My kids now go to where Perv lives with Fatty B for the common EOW (Every Other Weekend) stay over. My daughter is starting to struggle, though misses her father a lot, because he and Fatty B have been going into "their room" and shutting the door, simply leaving my kids and Fatty's own unattended. This shocked me, so I felt kind of as you do, is it me?

But when it bothered my daughter enough to tell a friend and to tell me, I thought, maybe I'm not wrong. She said she feels "very weird, Mom" and I don't even know this big girl who's with my own dad." She knows they're doing something but he doesn't help her feel comfortable enough to talk about it.

I have to deal with it somehow but aren't sure yet. I've been strict with Perv not talking about his "new life" because I don't want to hear it, but if it's creeping into my young children's life, it has to be addressed. I'm thinking the lawyers are the way to go because he at least pays attention when they speak.

Sorry for the long note.

EvenKeel posted 2/3/2014 11:45 AM

My kids now go to where Perv lives with Fatty B for the common EOW (Every Other Weekend) stay over.

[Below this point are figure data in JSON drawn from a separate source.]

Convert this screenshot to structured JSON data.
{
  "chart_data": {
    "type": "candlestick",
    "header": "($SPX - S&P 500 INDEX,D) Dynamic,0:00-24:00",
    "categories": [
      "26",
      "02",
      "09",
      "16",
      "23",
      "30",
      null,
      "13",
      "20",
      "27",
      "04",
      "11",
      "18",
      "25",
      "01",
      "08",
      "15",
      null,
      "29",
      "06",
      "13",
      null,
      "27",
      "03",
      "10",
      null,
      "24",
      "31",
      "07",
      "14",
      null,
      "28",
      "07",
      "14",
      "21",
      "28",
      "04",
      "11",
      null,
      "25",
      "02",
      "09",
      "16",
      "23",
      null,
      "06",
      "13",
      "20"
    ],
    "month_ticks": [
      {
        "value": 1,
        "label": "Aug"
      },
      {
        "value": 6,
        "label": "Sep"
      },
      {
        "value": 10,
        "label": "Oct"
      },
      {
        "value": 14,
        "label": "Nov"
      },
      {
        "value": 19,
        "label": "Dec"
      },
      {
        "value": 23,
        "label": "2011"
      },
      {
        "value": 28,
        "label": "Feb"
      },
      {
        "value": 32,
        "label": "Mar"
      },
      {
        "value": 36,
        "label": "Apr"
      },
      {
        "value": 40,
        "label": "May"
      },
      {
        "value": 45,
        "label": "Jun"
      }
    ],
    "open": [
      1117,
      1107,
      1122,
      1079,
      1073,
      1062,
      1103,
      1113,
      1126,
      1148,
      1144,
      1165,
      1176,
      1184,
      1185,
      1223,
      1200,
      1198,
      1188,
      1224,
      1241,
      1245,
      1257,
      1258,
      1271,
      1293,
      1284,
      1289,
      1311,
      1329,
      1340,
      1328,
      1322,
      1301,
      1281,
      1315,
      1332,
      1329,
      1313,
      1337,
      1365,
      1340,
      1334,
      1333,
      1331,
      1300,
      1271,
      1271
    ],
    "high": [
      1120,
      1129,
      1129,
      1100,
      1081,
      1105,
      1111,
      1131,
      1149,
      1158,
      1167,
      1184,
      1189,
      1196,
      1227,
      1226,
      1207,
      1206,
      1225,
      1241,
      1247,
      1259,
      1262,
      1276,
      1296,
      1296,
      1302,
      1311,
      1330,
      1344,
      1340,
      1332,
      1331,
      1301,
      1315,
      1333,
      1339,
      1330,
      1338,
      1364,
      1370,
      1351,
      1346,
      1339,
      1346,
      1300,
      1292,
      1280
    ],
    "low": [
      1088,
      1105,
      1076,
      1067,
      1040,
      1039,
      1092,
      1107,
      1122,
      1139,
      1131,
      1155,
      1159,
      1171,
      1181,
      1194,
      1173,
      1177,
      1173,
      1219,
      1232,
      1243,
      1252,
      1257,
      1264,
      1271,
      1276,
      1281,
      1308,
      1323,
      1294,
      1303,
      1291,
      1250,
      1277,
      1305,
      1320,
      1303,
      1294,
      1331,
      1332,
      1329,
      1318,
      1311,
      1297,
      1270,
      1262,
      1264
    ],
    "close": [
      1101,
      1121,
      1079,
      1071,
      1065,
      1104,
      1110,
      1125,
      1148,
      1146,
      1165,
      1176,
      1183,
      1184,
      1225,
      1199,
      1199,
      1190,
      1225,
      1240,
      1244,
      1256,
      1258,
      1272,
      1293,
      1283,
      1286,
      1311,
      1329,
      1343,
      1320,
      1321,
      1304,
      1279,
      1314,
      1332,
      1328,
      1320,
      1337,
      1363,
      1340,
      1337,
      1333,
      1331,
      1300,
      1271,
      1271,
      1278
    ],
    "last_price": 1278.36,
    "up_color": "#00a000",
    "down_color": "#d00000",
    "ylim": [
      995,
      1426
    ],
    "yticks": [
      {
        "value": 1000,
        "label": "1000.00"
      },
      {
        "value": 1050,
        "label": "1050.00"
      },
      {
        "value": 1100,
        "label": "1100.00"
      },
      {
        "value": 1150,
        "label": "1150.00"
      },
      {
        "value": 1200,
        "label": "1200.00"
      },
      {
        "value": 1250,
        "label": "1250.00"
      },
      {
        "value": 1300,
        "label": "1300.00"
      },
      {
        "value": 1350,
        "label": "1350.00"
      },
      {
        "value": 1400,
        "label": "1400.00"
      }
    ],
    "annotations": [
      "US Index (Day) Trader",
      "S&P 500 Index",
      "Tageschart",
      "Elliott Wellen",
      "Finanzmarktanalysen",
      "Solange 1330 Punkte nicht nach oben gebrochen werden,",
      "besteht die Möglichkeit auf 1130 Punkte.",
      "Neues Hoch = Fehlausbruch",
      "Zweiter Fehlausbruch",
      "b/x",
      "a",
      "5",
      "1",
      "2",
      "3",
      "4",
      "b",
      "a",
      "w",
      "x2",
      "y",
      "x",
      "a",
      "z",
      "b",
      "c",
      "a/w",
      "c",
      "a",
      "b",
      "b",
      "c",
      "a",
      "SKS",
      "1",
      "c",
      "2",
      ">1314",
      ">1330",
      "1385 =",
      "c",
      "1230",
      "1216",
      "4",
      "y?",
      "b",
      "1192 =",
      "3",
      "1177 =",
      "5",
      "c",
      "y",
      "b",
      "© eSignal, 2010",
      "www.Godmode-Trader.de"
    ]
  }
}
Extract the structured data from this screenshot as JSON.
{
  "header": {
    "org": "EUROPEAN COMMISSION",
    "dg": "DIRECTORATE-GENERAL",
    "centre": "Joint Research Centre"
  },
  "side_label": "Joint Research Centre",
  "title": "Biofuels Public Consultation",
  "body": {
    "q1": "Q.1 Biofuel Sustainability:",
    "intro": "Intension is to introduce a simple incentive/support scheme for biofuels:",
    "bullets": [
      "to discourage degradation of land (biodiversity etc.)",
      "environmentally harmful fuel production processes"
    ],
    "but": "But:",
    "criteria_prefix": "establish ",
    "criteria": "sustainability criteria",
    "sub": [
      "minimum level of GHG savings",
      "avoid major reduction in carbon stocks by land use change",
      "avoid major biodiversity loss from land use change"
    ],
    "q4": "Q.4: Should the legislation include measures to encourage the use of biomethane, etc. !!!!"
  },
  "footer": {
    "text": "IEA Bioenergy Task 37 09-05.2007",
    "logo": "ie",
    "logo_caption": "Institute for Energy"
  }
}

Ashland....I have also thought about this scenario as well. Ex and his GF live together now in a very old (ie paper thin walls), single-wide trailer. She has her DS (18) full-time. My DS (17) does EOW.

I can not help to think they have to hear 'activity' there. I mean, the teen boys stay up half the night playing XBox so they can easily outlast the adults in the game of 'who can stay awake the longest'.

Ex's GF is also a toy party consultant so I have images of wild times. LOL.


Of course it is easy to outlast the kids when they are littler but once they get to older-teen......they win! I am too old.

IDK - I never-ever heard my parents having $ex...guess I thought I could live my life giving the same gift to my kiddos. I must be old-fashioned that way!

[This message edited by EvenKeel at 11:45 AM, February 3rd (Monday)]

Crescita posted 2/3/2014 11:58 AM

Of course it is easy to outlast the kids when they are littler but once they get to older-teen......they win! I am too old.

You don't have to wait until everyone is sound asleep, just until it is a reasonable time to excuse yourself to get ready for bed.

I.will.survive posted 2/3/2014 19:03 PM

Oh my, add me to the prude list because there is NO way I am discussing my sex life with my child/his children.

Granted, ours are too young to know what that is yet. So for us, we lock the door after they are in bed and before they get up in the morning.

Sometimes they rise too early, but they can entertain themselves before breakfast downstairs and we can sneak in a quickie before making our appearance.

But absolutely no way could I relax if I thought any one could hear us or see us or figure out what was going on. I think I'm comfortable enough because they are still young and innocent.